When I first moved to Utah, I realized very quickly that there are two distinct groups here: those who are Mormon and those who are not. While I was part of the majority, I felt like the minority. I was an outcast in what should have been a familiar setting.
But Utah is worlds apart from Nebraska. In Nebraska, being Mormon means you're the minority. When you talk about how you met your husband on his mission, people have no idea what you're saying. They don't understand words like, "stake," "ward," "priesthood," "bishopric," or "primary." In a way, it opened up a window of opportunity to share my beliefs. You don't get that opportunity in Utah because, even if someone isn't of the LDS faith, they've been around enough Mormons to understand the lingo. In a way, it is convenient because you don't have to explain everything to everyone. You say you met your husband on his mission and people understand. At the same time, it leaves less room to share your beliefs with people.
People just assume you're Mormon if you're living in Utah. And if you're not, then there's something wrong with you.

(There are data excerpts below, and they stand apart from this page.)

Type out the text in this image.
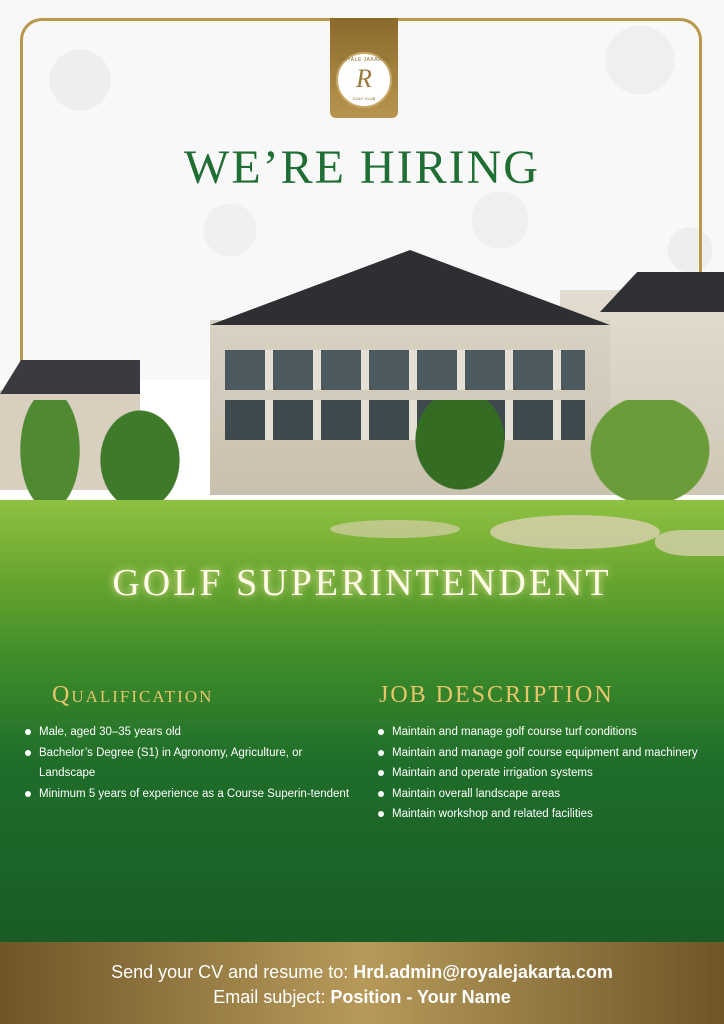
ROYALE JAKARTA
R
GOLF CLUB
WE’RE HIRING
GOLF SUPERINTENDENT
Qualification
Male, aged 30–35 years old
Bachelor’s Degree (S1) in Agronomy, Agriculture, or Landscape
Minimum 5 years of experience as a Course Superin-tendent
JOB DESCRIPTION
Maintain and manage golf course turf conditions
Maintain and manage golf course equipment and machinery
Maintain and operate irrigation systems
Maintain overall landscape areas
Maintain workshop and related facilities
Send your CV and resume to: Hrd.admin@royalejakarta.com
Email subject: Position - Your Name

I remember one Sunday in my first ward out in Mendon when the Relief Society president was talking about a new family that had moved into the area. Before mentioning anything else, she stated bluntly, "They're not Mormon," with a hint of shame in her voice that almost made it sound as if she'd straight up said, "They're going to hell." It was like we had to base whether or not they were accepted on if they believed the LDS faith. That we had to feel sorry for them because they just didn't have what we have. I was livid.
I didn't have that option in Nebraska. NONE of my friends (save one) were LDS. Had I been picky and only hung out with Mormon kids, I would have had 4 very lonely years. But you know what? I was okay with that. I was surrounded by Catholics, Protestants, Baptists, Jews; you name it, I had friends who were it. And I LOVED it. It opened me up to so many new things. I loved learning about other faiths. I never tried to convert my friends and they never tried to convert me. It was just a mutual understanding that we were happy with what we believed and that was just fine. We respected each other. I don't feel like that's an option out here. If you admit you're not Mormon, it's almost as if people automatically switch into missionary mode and have to tell you about their faith. That, or they put up a wall, and conclude you're a lost cause.
One of my coworkers, and good friends, is not Mormon (anymore). She stopped going to church because she just decided it wasn't for her. I'm sure there are many people out here who judge her for that reason. I'm not one of them. I know that church is not for everyone. And I'm not going to tell her she's going to hell. I'm not going to tell her she's evil or a terrible person. It is sometimes a breath of fresh air being around her. She is very blunt and open. She's not like a lot of the stuffy people around here. It's like being in high school again, where everyone is different, but we still love each other the same. I hope that Utah continues to bring in people of other faiths for that reason - it's too Mormony. And people are too cliquey. Regardless of the commandment, "Love thy neighbor," there is a lot of judgement passed around in Utah.